Al terminar la interpretación del himno de
todos, con perdón, la imagen de Jesús en
su Segunda Caída, cuya hermandad celebraba el 290° aniversario, ya se había
perdido entre la oscuridad del templo. Fue entonces cuando los portadores de
las varas relajaron la pose y, poco a poco, devolvieron las medallas a los
bolsillos de la chaqueta o el pantalón mientras se recordaban unos a
otros las siguientes citas de su denso calendario: el viernes próximo la presentación
de la revista Incensario Humeante, el
sábado la inauguración de la muestra para escoger el cartel de la Hermandad
Salesiana justo a tiempo de repartirse luego entre el concierto benéfico
del Cristo de las Penas y el recital poético de la Virgen de los Gozos, antes
de hacer doblete el domingo con la misa y su correspondiente procesión
extraordinaria del Encuentro Regional de Hermandades de la Coronación de
Espinas y el esperado pregón de la tertulia cofrade «La octava palabra». En
esto estaban, pensando en que, ante tamaños compromisos, casi sería más
práctico dejar la vara en el paragüero y la medalla donde las llaves de casa,
cuando el hermano mayor anfitrión se acercó a agradecer la presencia de
aquellas gentes que a él, en ese preciso instante, le resultaban más gentiles
que la mayoría de la lista de miembros de su cofradía, ausentes en una fecha
preparada con tanto esmero por la junta directiva y aledaños. Si no hubiera
sido por los representantes, siempre presentes...
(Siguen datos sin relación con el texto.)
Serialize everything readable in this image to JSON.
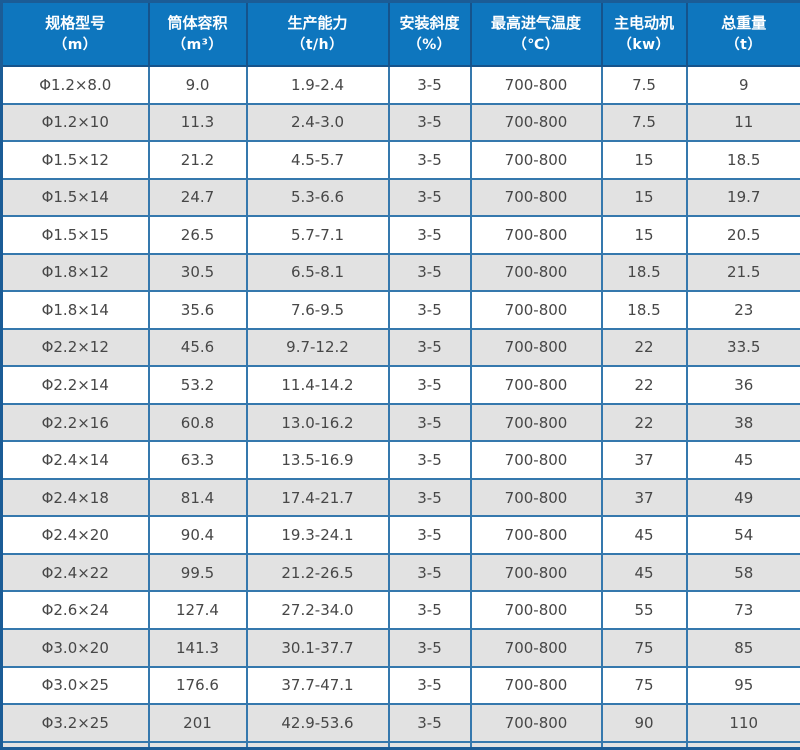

No se trata más que de una viñeta exagerada que
no aspira a ironizar sobre algo que nos es propio y deseable, la representación
de las hermandades en determinados momentos, ordinarios u extraordinarios, de
sus homólogas. Por afinidad de carisma, es bueno acompañarnos y ayudarnos. Cuando
además existe alguna otra vinculación particular (compartir sede o
advocaciones, confluencia histórica...), con mayor motivo. Sin embargo, para
que la representación conserve su significado, exige también mesura: que
responda más a la relación institucional que a las filias personales, que las
fobias de la misma estirpe no vicien tampoco aquella, que se reserve para
acontecimientos realmente fundamentales (necesariamente serán pocos), que
mantenga una coherencia y continuidad a lo largo de los años.
Los representantes pueden acudir entusiasmados
u obligados a la representación. Avanzarán o se detendrán, aplaudirán o
escucharán, tomarán un refresco o conversarán, empaparán la camisa a lo Camacho
o se quedarán con los pies helados, como convenga a su misión de ese día
(también pueden representar con nocturnidad cuando se tercie). Sea como sea,
representan a su hermandad, o incluso a diferentes hermandades según las
circunstancias, que hay cofrades versátiles en este oficio. Pero no se
representan a sí mismos, con lo que de esto se desprende. Ni tampoco se
representa adoptando, confusamente, el nombre del coro de una cofradía, me
refiero a la Vera Cruz, para titular una asociación cultural. ¿No había otras
denominaciones?
A los representantes, por norma general, sobre
todo si representan como cargos directivos, les termina tocando sacar del
bolsillo algo más que la medalla, porque no caben cuantiosos gastos de
representación en ese reflejo de los fines de la cofradía que deben ser sus
cuentas (rendidas ante los hermanos y ante el obispo) y sus presupuestos
anuales (mera herramienta de su plan pastoral).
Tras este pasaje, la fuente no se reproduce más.